What should you do to make the most of technology business opportunities in 2017? For this "Marching Orders" series, we put that question to a number of channel luminaries, including top Microsoft channel executives, consultants, Microsoft partners and other regular RCP contributors. This entry comes from Keith Lubner, managing partner at Channel Consulting Corp. and co-founder of Channel EQ.

Our company develops ridiculously good training content and programs for the channel. One of our most popular programs is called Business Guidance Selling. The essence of this course is transforming salespeople to sell outside of their comfort zones and into other areas beyond the IT department.

In 2017, your ability to excel will be determined by your ability to sell to all the other stakeholders within an organization that now have budgets to spend on your products and services.

You can thank the cloud for this shift in the market. More applications and services now exist for more people within an organization. Couple this with the cloud allowing companies to shift spending buckets from CapEx to OpEx and you create more buyers in more departments within more companies. The problem is, for the most part, partner sales teams have been focused on selling to the IT department.

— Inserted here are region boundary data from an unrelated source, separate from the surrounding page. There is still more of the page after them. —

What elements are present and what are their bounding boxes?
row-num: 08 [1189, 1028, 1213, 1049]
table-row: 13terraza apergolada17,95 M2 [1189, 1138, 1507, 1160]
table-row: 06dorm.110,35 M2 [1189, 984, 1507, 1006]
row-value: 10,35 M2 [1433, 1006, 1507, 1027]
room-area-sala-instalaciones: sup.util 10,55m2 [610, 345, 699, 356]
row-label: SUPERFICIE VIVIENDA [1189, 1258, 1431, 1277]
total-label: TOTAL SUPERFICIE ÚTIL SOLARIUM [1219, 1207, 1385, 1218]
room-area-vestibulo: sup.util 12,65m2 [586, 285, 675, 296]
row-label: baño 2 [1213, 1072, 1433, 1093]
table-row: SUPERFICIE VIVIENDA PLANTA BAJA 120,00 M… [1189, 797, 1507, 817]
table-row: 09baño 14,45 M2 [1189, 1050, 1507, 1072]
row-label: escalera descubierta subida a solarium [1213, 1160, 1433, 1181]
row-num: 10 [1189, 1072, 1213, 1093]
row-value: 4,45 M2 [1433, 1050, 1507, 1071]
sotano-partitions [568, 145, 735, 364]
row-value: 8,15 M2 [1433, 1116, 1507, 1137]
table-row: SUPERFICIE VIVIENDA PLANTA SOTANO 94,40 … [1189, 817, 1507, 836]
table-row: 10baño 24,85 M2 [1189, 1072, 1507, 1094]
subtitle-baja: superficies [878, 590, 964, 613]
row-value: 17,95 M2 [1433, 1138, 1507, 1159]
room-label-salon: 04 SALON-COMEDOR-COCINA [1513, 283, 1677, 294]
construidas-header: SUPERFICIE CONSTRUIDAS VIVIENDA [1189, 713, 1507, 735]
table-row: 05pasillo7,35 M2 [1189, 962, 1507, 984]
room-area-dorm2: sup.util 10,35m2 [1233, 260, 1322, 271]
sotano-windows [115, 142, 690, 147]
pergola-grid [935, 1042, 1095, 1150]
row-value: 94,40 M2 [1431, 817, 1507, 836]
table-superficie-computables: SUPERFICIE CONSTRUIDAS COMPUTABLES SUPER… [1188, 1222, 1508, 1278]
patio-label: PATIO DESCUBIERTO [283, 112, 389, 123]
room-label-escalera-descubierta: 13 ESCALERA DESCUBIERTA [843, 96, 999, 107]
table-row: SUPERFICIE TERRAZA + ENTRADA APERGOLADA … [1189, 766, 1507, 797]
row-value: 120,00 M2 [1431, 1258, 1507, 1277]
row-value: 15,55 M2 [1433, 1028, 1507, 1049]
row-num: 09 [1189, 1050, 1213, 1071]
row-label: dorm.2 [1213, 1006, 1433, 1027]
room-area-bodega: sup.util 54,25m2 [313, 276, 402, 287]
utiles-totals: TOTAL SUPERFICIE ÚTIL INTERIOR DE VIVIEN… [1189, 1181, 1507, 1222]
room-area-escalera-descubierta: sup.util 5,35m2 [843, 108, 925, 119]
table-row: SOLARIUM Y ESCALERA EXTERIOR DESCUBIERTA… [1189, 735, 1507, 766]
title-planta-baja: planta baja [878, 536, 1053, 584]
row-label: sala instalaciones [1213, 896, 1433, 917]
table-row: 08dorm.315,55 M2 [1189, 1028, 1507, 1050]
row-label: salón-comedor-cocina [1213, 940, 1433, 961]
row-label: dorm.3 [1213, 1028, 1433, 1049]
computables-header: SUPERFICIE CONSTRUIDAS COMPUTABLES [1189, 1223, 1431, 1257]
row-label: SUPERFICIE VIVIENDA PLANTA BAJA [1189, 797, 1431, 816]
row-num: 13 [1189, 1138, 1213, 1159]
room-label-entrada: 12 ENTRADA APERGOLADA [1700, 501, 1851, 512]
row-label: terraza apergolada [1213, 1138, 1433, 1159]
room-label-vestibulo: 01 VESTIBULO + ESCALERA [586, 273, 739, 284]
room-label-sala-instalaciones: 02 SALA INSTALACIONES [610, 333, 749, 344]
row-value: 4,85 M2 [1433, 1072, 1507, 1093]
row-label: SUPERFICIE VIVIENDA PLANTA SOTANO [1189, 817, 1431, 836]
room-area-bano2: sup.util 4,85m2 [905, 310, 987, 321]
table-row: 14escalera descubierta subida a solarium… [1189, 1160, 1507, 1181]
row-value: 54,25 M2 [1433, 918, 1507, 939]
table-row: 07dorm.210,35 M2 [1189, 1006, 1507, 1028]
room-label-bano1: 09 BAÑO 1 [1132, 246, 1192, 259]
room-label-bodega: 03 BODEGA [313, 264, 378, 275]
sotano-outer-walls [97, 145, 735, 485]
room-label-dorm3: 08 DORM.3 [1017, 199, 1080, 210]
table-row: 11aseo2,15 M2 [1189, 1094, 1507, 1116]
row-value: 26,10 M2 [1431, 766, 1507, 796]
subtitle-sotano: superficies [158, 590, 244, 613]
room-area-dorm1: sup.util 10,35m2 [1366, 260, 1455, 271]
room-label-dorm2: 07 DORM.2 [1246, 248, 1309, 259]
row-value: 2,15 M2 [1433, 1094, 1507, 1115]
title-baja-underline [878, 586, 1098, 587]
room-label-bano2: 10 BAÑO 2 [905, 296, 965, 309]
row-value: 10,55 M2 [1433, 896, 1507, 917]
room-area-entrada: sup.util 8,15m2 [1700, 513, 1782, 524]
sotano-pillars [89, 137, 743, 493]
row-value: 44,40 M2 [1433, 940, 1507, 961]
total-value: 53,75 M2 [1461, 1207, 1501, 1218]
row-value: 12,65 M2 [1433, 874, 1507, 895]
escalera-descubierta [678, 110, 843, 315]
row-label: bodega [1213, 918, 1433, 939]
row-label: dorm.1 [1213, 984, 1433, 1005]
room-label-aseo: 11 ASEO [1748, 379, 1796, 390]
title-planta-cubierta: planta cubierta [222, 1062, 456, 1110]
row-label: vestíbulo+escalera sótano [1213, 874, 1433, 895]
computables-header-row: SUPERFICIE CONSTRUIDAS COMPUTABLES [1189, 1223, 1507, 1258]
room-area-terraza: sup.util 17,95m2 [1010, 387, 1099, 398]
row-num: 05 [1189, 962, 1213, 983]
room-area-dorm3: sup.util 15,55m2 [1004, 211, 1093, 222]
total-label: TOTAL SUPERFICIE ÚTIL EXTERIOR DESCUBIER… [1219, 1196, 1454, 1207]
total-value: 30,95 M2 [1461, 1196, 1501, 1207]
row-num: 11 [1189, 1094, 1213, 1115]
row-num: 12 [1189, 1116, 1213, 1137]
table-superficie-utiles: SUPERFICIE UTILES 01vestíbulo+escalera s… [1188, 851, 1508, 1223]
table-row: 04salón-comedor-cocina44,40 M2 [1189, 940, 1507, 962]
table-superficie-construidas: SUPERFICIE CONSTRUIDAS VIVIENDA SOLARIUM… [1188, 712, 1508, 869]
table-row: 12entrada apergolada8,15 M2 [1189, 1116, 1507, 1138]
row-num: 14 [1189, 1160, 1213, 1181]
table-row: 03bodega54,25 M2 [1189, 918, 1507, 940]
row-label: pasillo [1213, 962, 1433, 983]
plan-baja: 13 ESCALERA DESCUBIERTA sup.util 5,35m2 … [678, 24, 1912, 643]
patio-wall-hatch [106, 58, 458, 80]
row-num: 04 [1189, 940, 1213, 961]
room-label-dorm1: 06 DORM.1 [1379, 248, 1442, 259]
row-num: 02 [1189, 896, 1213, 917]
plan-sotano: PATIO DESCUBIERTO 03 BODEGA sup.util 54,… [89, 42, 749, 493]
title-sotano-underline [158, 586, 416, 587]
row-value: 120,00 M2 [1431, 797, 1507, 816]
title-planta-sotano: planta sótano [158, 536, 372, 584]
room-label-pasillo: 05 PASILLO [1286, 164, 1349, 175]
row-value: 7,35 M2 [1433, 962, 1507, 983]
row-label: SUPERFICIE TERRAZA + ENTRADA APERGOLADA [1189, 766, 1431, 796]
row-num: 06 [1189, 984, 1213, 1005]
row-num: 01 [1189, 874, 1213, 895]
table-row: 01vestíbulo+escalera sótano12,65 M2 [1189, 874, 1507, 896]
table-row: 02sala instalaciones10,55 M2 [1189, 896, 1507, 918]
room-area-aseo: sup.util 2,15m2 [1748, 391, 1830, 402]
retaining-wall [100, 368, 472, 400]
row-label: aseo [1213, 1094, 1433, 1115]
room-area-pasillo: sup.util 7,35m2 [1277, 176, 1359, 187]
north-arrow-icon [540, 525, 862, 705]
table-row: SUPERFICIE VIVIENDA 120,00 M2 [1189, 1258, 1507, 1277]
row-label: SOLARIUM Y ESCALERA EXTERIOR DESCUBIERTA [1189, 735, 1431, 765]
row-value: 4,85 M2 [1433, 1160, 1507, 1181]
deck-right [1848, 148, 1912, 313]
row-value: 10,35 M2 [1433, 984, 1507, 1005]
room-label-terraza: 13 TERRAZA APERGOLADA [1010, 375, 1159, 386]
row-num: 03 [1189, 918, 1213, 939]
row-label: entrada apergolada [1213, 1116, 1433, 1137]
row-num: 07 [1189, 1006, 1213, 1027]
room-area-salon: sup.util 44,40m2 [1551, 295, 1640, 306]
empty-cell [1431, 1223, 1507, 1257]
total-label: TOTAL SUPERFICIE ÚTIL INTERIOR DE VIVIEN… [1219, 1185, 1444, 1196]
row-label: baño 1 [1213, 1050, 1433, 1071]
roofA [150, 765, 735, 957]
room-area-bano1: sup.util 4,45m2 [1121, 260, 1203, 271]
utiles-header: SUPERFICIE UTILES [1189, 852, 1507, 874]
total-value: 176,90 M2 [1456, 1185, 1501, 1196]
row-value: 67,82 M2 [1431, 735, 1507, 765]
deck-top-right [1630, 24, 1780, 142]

To jump start your transformation and your capabilities, focus on the following in 2017:

  • Turn your salespeople into consultants. We mean this figuratively, not literally. Selling to other areas within a business is different. Therefore, your people need to think and act differently. They need to do better pre-call planning. They need to ask better discovery questions. They need to start making recommendations to the prospect on areas for improvements or cost reductions.

  • Because this transformation is not easy (but required in order to make the leap into those other areas), you need to arm your salespeople appropriately. This means training the salespeople on market "pains" and "requirements." This means educating your technical staff to ask more questions about other areas within the business. This means learning more techniques to prospect into the layers of an account.

  • The seller/buyer relationship has changed dramatically, and in order to prosper, you must come to terms with this reality. Buyers know more about your products and services before you ever pick up the phone or walk in the door. You need to differentiate and the only way to do that is to shift your mental approach to the account. Instead of pitching a product, start thinking of presenting a solution. Instead of being reactive to a prospect, become proactive in giving advice. Elevating your abilities will help you rise above the competition and keep you from falling into the control of the buyer.

Think and act differently in 2017, and you will develop more robust pipelines by selling to more people outside of the traditional IT.